22 listopada 2023

Reklama terenowej Toyoty Hilux zakazana. Powód? Absurdalny

reklama Toyoty Hilux

Absurd goni absurd. Brytyjski Urząd ds. Standardów Reklamowych stwierdził, że reklama Toyoty Hilux łamie standardy, ponieważ zachęca ludzi do… jazdy w terenie. Idąc tym tropem Toyota łamie standardy, ponieważ produkuje samochód terenowy, prowokujący ludzi do zjechania z asfaltu.

Toyota Hilux to pick-up, znany ze swojej ponadprzeciętnej niezawodności. Auto zasłynęło w jednym z odcinków kultowego Top Geara, gdy Jeremy Clarkson i James May próbowali je… zniszczyć.

W tym celu najpierw Toyotę podpalili, później utopili w morzu, rozbili wielką kulą do wyburzeń domów, a na samym końcu – umieścili na szczycie wieżowca. Nie byłoby w tym nic nadzwyczajnego, gdyby nie fakt, że później budynek wysadzili.

Toyota Hliux po każdej próbie oraz niewielkiej ingerencji mechanika była w stanie odpalić i odjechać o własnych siłach.

Reklama Toyoty Hilux: skąd to zamieszanie?

Teraz Toyota Hilux zasłynęła czym innym. Według brytyjskiego Urzędu ds. Standardów Reklamowych kampania reklamowa tego samochodu nie spełnia odpowiednich wytycznych, ponieważ zachęca do… jazdy w terenie!

Agencja uważa, że takie przedstawienie pick-upa świadczy o braku odpowiedzialności japońskiego producenta za środowisko naturalne. Sprawa, która właśnie ujrzała światło dzienne, dotyczy dwóch reklam Toyoty Hilux, wyemitowanych dość dawno temu, bo w 2020 roku.

Pierwsza odnosi się do filmu w mediach społecznościowych. Przedstawia on grupę pick-upów, przeprawiającą się przez koryto rzeki niczym stado dzikich zwierząt w filmie przyrodniczym. Pojawia się tutaj też głos lektora, który mówi „patrzymy na jeden z prawdziwych spektakli natury”. Reklama Toyoty Hilux kończy się słowami: „Toyota Hilux. Urodzona, aby wędrować”.

Zakazano również rozpowszechniania plakatu, przedstawiającego „stado” Toyot Hilux w terenie. Na jego górze widnieje to samo hasło, co w filmie.

Co na to Toyota?

Toyota oczywiście odniosła się do zarzutów brytyjskiego urzędu. Według niej Hilux to auto „przeznaczone do pracy w najcięższych warunkach”, a w niektórych branżach, jak rolnictwo czy leśnictwo niezbędne są możliwości terenowe, przedstawione w filmie i na plakacie.

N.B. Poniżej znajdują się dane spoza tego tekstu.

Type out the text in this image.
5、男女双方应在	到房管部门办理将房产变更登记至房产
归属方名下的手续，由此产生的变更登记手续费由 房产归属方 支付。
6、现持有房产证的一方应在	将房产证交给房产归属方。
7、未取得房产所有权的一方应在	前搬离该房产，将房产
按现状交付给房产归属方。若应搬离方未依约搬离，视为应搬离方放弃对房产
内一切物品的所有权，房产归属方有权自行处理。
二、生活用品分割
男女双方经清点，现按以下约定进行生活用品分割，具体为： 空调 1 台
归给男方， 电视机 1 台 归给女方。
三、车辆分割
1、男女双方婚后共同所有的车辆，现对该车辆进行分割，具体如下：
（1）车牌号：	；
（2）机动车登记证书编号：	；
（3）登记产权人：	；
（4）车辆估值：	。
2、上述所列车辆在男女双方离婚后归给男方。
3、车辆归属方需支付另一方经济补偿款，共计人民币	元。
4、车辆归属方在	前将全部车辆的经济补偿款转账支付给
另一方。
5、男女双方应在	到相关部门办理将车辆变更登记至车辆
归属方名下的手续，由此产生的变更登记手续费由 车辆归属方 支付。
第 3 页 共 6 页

Japończycy wyjaśnili również, że reklama Toyoty Hilux została nakręcona na Słowenii, na terenie należącym do prywatnego właściciela. Ponadto firma podkreśla, że od 1997 roku podejmuje kroki na rzecz elektryfikacji w trosce o ochronę planety.

Mimo tego brytyjski Urząd ds. Standardów Reklamowych twardo obstaje przy swoim. Twierdzi więc, że reklamy „przedstawiały i tolerowały używanie pojazdów w sposób, który lekceważył ich wpływ na przyrodę i środowisko". Ba, wręcz zachęcały do używania aut w terenie.

Argumentacja wydaje się absurdalna. Poza tym idąc sposobem myślenia Brytyjczyków należałoby zakazać wytwarzania aut sportowych, ponieważ same w sobie zachęcają do łamania przepisów, czy też wyciąć wszystkie sceny z filmów, w których noży kuchennych używa się, jako... narzędzia zbrodni.